Le régime successoral de l’adoption simple, une question de preuves ?
La Cour d’appel de Riom précise comment prouver les « secours et soins ininterrompus » de l’adoptant envers l’adopté simple, permettant à ce dernier de bénéficier des droits de succession en ligne directe.
Contrairement à l’adoption plénière, l’adoption simple préserve la filiation biologique. Mais, si le droit civil prévoit (sous quelques réserves) que l’adopté simple hérite tant de sa famille naturelle que de sa famille d’adoption, le droit fiscal ne suit pas cette logique de « double filiation ».
L’article 786 du Code général des impôts pose en effet comme principe que « pour la perception des droits de mutation à titre gratuit, il n’est pas tenu compte du lien de parenté résultant de l’adoption simple » ; l’adopté simple est donc considéré comme un étranger et les donations et successions relèvent du droit de mutation de 60%. Rappelons que la différence fiscale de traitement avec l’adoption plénière avait été validée par le Conseil constitutionnel (décision 2013-361 QPC du 28 janvier 2014).
Néanmoins, plusieurs dérogations sont prévues, parmi lesquelles les enfants issus d’un premier mariage du conjoint de l’adoptant, ainsi que les adoptés majeurs qui « soit dans leur minorité et pendant cinq ans au moins, soit dans leur minorité et leur majorité et pendant dix ans au moins, [ont] reçu de l’adoptant des secours et des soins non interrompus au titre d’une prise en charge continue et principale » (article 786 3° bis). La Cour de cassation a précisé que les secours et soins ininterrompus n’impliquent pas une prise en charge exclusive de l’adopté par les adoptants, mais « une prise en charge continue et principale » (Cass. Com. 6 mai 2014, 12-21.835)
Dans l’espèce soumise à la Cour d’appel de Riom, le contribuable, résidant du Pas-de-Calais, avait, durant six ans pendant sa minorité, momentanément quitté ses parents pour suivre un traitement de l’asthme à la Bourboule (Puy-de-Dôme), où il était accueilli par un couple, qui l’avait ensuite adopté.

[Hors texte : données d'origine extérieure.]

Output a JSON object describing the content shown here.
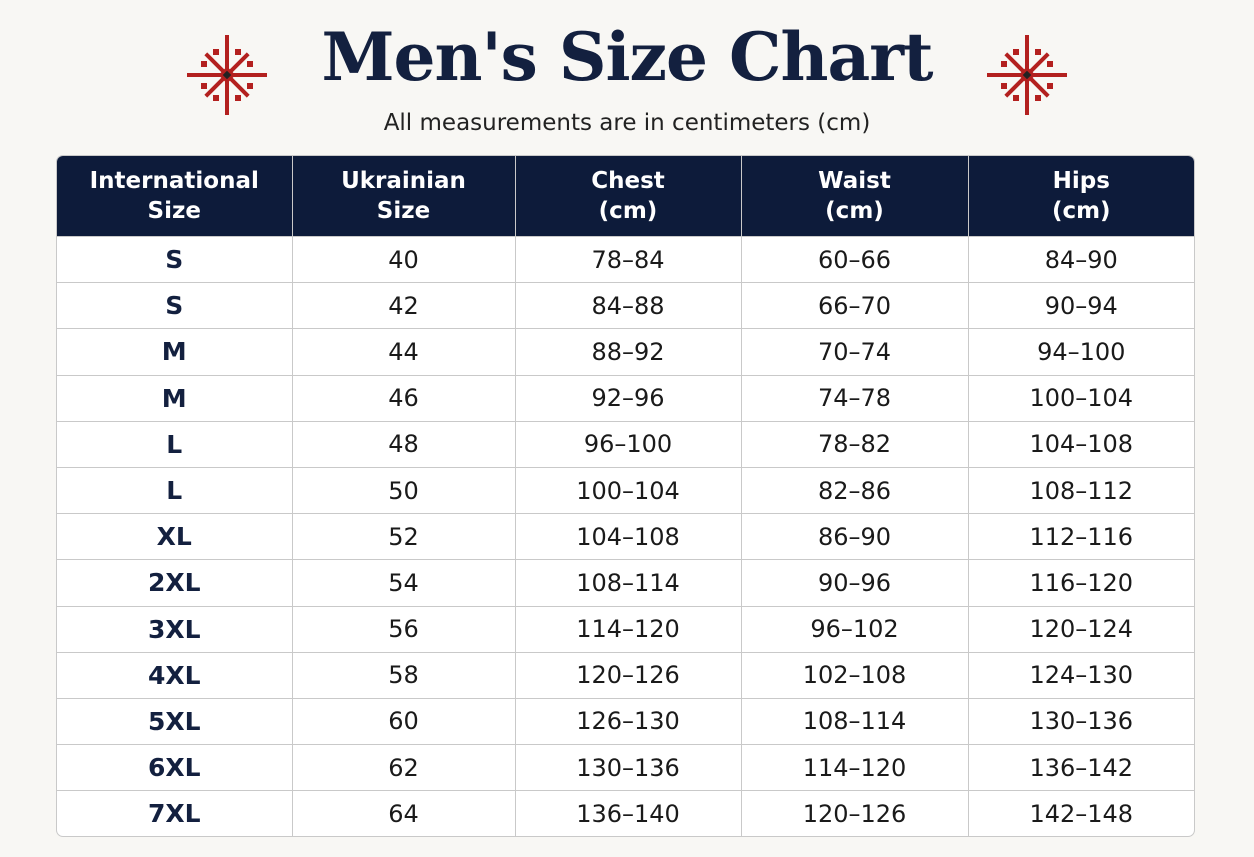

A l’occasion de la succession de l’un des adoptants, il prétendait bénéficier des droits de mutation à titre gratuit en ligne directe, ce que l’administration fiscale avait remis en cause. Devant le Tribunal judiciaire, il produisait un certain nombre d’attestations propres, selon lui, à prouver les secours et soins ininterrompus des adoptants. Mais le Tribunal n’avait pas fait droit à ses arguments, que le contribuable renouvelait donc en cause d’appel.
Pour contester les prétentions du contribuable, l’administration rappelait qu’en conséquence du caractère écrit de l’instruction (LPF, art. R 202-2), « le témoignage est, en principe, exclu même sous forme d’attestation ou de certificat de notoriété. Toutefois, il peut être produit pour corroborer d’autres moyens de preuve » (BOI-ENR-DMTG-10-50-80). Le contribuable ne pouvait donc se fonder exclusivement sur des attestations, traduction écrite de témoignages oraux. Interprétation balayée par la Cour d’appel sur le fondement de la liberté de la preuve (C. civ, art. 1358, CPC art. 9), « alors que la transmutation d’un témoignage en attestation écrite (…) a précisément pour objet d’adapter ce mode de preuve à la procédure écrite ».
Cependant, sur le fond, la Cour d’appel relève que le séjour à la Bourboule n’étant nécessaire que pour des raisons de santé, le contribuable rentrait chez ses parents biologiques pour les fêtes et que ces derniers « maintenaient l’ensemble des liens nécessaires avec lui dès que cela était possible », au point que le critère de « prise en charge continue et principale durant les six années du séjour (…) pendant sa minorité [faisait] donc défaut ». Cela met en évidence « l’absence d’un délaissement particulier de ses parents biologiques qui aurait amené ses parents adoptifs à se substituer à eux ». Partant, faute de « secours et soins ininterrompus », le contribuable ne pouvait bénéficier des droits de mutation à titre gratuit en ligne directe et la succession était imposable au taux de 60% applicable aux personnes non parentes.